Dh2bn fund also plans to make Dh22m available through bank guarantees this quarter
Mohammed Bin Rashid Innovation Fund to offer loans for the first time
A Dh2 billion government-backed fund to support start-ups in the UAE will begin offering direct, Sharia-compliant loans to recipients from this year, as it looks to bridge a gap in bank financing to entrepreneurs.
The Mohammed Bin Rashid Innovation Fund (MBRIF), an initiative of the UAE’s Ministry of Finance that is operated by Emirates Development Bank, issues bank guarantees to help finance entrepreneurs in the creative sector, but it does not currently offer start-up loans.
“Things were slow last year [when it came to making awards through the fund],” EDB chief executive Haitham Kamhiyah told reporters in Dubai. “Banks find it risky to lend to SMEs on their own, so we want to move things along.
“We are reviewing our business plan and products for 2018 and are introducing a sharia-compliant loan from this year. We are hopeful that 2018 will be a very successful year."
The fund's committee has yet to agree how much of the fund’s total Dh2bn capacity it will contribute to through direct loans. Mr Kamhiyah told The National that EDB will aim to finalise that detail at its next board meeting in March.

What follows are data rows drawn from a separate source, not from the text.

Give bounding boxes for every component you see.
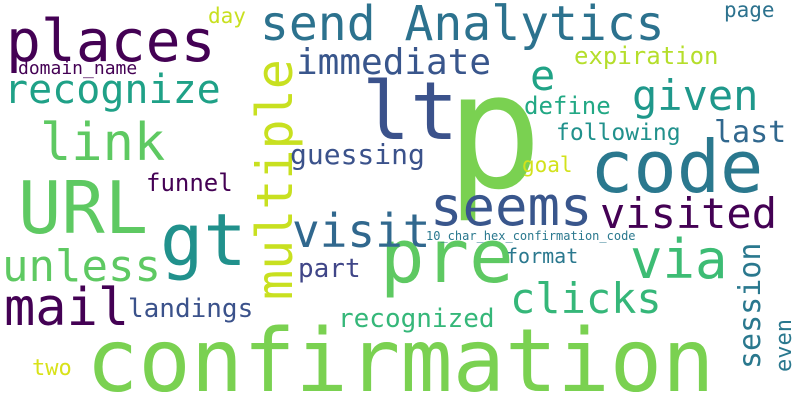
word-visited: visited (600, 189, 778, 238)
word-immediate: immediate (296, 42, 492, 83)
word-session: session (733, 242, 768, 369)
word-hex-code: 10_char_hex_confirmation_code (426, 229, 636, 243)
word-page: page (724, 0, 775, 22)
word-following: following (556, 120, 681, 146)
word-goal: goal (522, 153, 573, 177)
word-define: define (524, 92, 611, 120)
word-seems: seems (430, 175, 593, 238)
word-guessing: guessing (290, 138, 425, 171)
word-via: via (630, 228, 728, 291)
word-domain-name: domain_name (18, 58, 138, 79)
word-two: two (32, 356, 72, 381)
word-confirmation: confirmation (86, 310, 715, 400)
word-last: last (714, 115, 787, 150)
word-lt: lt (362, 65, 459, 158)
word-given: given (632, 71, 759, 120)
word-day: day (208, 4, 246, 28)
word-pre: pre (380, 214, 514, 300)
word-expiration: expiration (574, 42, 719, 70)
word-mail: mail (4, 278, 130, 338)
word-p: p (446, 38, 543, 225)
word-even: even (772, 319, 797, 372)
word-multiple: multiple (246, 59, 304, 300)
word-recognize: recognize (4, 67, 221, 113)
word-e: e (530, 51, 556, 100)
word-send-analytics: send Analytics (260, 0, 665, 52)
word-url: URL (18, 166, 149, 250)
word-link: link (40, 113, 166, 173)
word-clicks: clicks (510, 274, 662, 323)
word-format: format (506, 244, 579, 268)
word-places: places (6, 7, 216, 75)
word-funnel: funnel (146, 169, 233, 197)
word-gt: gt (160, 198, 247, 282)
word-code: code (590, 125, 764, 209)
word-unless: unless (2, 241, 161, 292)
word-landings: landings (128, 294, 254, 324)
word-part: part (298, 254, 361, 284)
word-visit: visit (292, 204, 431, 258)
word-recognized: recognized (338, 304, 495, 334)
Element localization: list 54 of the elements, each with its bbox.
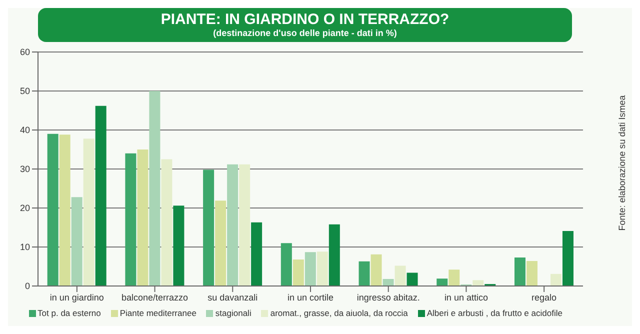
bar <box>382 278 394 286</box>
bar <box>125 153 136 286</box>
bar <box>328 224 340 286</box>
legend-label: Alberi e arbusti , da frutto e acidofile <box>426 308 562 318</box>
legend-label: Piante mediterranee <box>118 308 196 318</box>
bar <box>251 222 262 286</box>
chart-subtitle: (destinazione d'uso delle piante - dati in %) <box>212 28 398 38</box>
y-tick-label: 0 <box>24 281 30 292</box>
legend-label: aromat., grasse, da aiuola, da roccia <box>269 308 408 318</box>
bar <box>227 164 238 286</box>
bar <box>448 270 460 286</box>
bar <box>149 91 160 286</box>
y-tick-label: 20 <box>20 203 30 214</box>
chart-title: PIANTE: IN GIARDINO O IN TERRAZZO? <box>160 11 450 28</box>
y-tick-label: 50 <box>20 86 30 96</box>
x-tick-label: in un giardino <box>50 292 104 302</box>
bar <box>59 134 70 286</box>
legend-label: Tot p. da esterno <box>36 308 101 318</box>
x-tick-label: su davanzali <box>208 292 258 302</box>
source-note: Fonte: elaborazione su dati Ismea <box>617 94 627 233</box>
y-tick-label: 10 <box>20 242 30 252</box>
bar <box>173 206 184 286</box>
bar <box>239 164 250 286</box>
bar <box>358 261 370 286</box>
bar <box>526 261 538 286</box>
x-tick-label: in un cortile <box>287 292 334 302</box>
bar <box>370 254 382 286</box>
bar <box>550 274 562 286</box>
x-tick-label: ingresso abitaz. <box>356 292 420 302</box>
bar <box>161 159 172 286</box>
bar <box>472 280 484 286</box>
bar <box>316 252 328 286</box>
bar <box>436 278 448 286</box>
bar <box>406 272 418 286</box>
bar <box>71 197 82 286</box>
bar <box>47 134 58 286</box>
bar <box>137 150 148 286</box>
x-tick-label: balcone/terrazzo <box>122 292 188 302</box>
bar <box>83 138 94 286</box>
bar <box>562 231 574 286</box>
x-tick-label: regalo <box>532 292 557 302</box>
y-tick-label: 60 <box>20 47 30 58</box>
bar <box>514 258 526 286</box>
bar <box>394 266 406 286</box>
y-tick-label: 30 <box>20 164 30 174</box>
bar <box>304 252 316 286</box>
legend-label: stagionali <box>214 308 252 318</box>
bar <box>280 243 292 286</box>
bar <box>95 106 106 286</box>
x-tick-label: in un attico <box>444 292 488 302</box>
bar <box>203 170 214 286</box>
y-tick-label: 40 <box>20 125 30 136</box>
bar <box>292 259 304 286</box>
bar <box>215 200 226 286</box>
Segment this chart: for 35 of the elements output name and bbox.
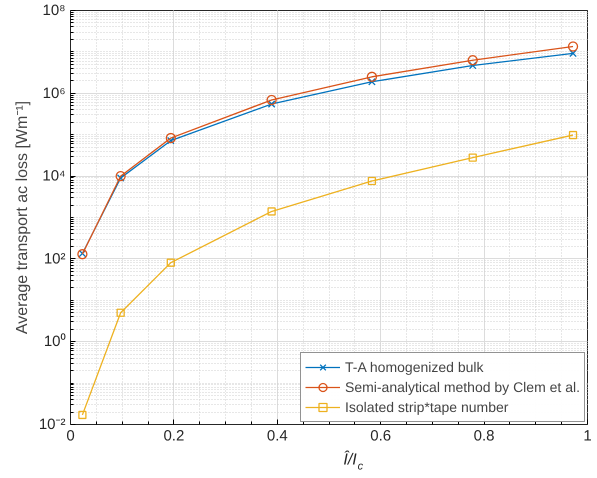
point [78,410,87,420]
x-tick-label: 0.8 [474,428,495,444]
x-tick-label: 0 [66,428,75,444]
point [116,308,125,317]
legend-label: Isolated strip*tape number [345,398,508,416]
x-tick-label: 1 [583,428,592,444]
point [116,174,124,182]
point [468,153,477,162]
point [166,258,175,267]
point [368,78,376,86]
y-tick-label: 10⁴ [42,168,66,185]
point [266,94,277,106]
point [368,176,376,186]
y-tick-label: 10⁸ [42,2,66,19]
legend-label: T-A homogenized bulk [345,358,484,376]
point [166,136,175,144]
point [267,207,276,216]
y-axis-title: Average transport ac loss [Wm⁻¹] [14,100,31,334]
x-tick-label: 0.4 [266,428,288,444]
point [268,100,276,108]
y-tick-label: 10⁶ [42,84,66,102]
point [568,130,578,140]
y-tick-label: 10² [44,250,66,268]
point [116,170,126,182]
legend-label: Semi-analytical method by Clem et al. [345,378,580,396]
point [468,55,478,66]
x-tick-label: 0.2 [163,428,184,444]
y-tick-label: 10⁻² [38,416,66,433]
point [468,62,477,70]
point [166,132,176,144]
y-tick-label: 10⁰ [44,333,66,350]
x-tick-label: 0.6 [370,428,392,444]
point [568,41,578,52]
point [569,50,577,58]
point [366,72,378,82]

The UAE wants the contribution of the SME sector to reach 70 per cent by 2021 to help fuel the country’s non-oil GDP growth through a more diversified economy. But SMEs have been hit hard by the country’s economic slowdown in the past two years, as banks consider it increasingly risky to lend to less established operations.
The UAE Central Bank is devising initiatives to help SMEs gain extra access to financing at more accessible rates, together with revised rules and operating procedures for banks dealing with SMEs.
Under plans discussed at a committee meeting on Monday, EDB will offer loans of up to seven years to MBRIF participants, at interest rates ranging between 7-9 per cent.
This is almost half the typical 12-14 per cent market rates offered by commercial banks to SMEs at present, according to Mr Kamhiyah.
MBRIF launched in 2016 but began operations at the beginning of last year. It has supported three start-up projects to date, totalling around Dh15 million, through bank guarantees with the UAE’s Rakbank.
Its first disbursement in October was to InternsME.com, an online portal connecting students and recent graduates to employers across the Middle East.
MBRIF is open to companies that are already operational and beyond the “ideation”, or concept stage, both globally and in the UAE – provided they have a base in the country.
They also must operate within industry sectors prioritised in the UAE’s National Innovation Strategy, including renewable and clean energy, transportation, education, technology, healthcare, space and water. The fund will also consider other companies that contribute to the UAE’s social and economic progress.
The fund’s committee has identified around Dh22m of projects that it hopes to finance in the next 2-3 months through the existing bank guarantee scheme, Mr Kamhiyah told reporters.
It is also in talks with “up to 10” financial institutions other than Rakbank with a view to growing its roster of participating banks and furthering support for start-ups.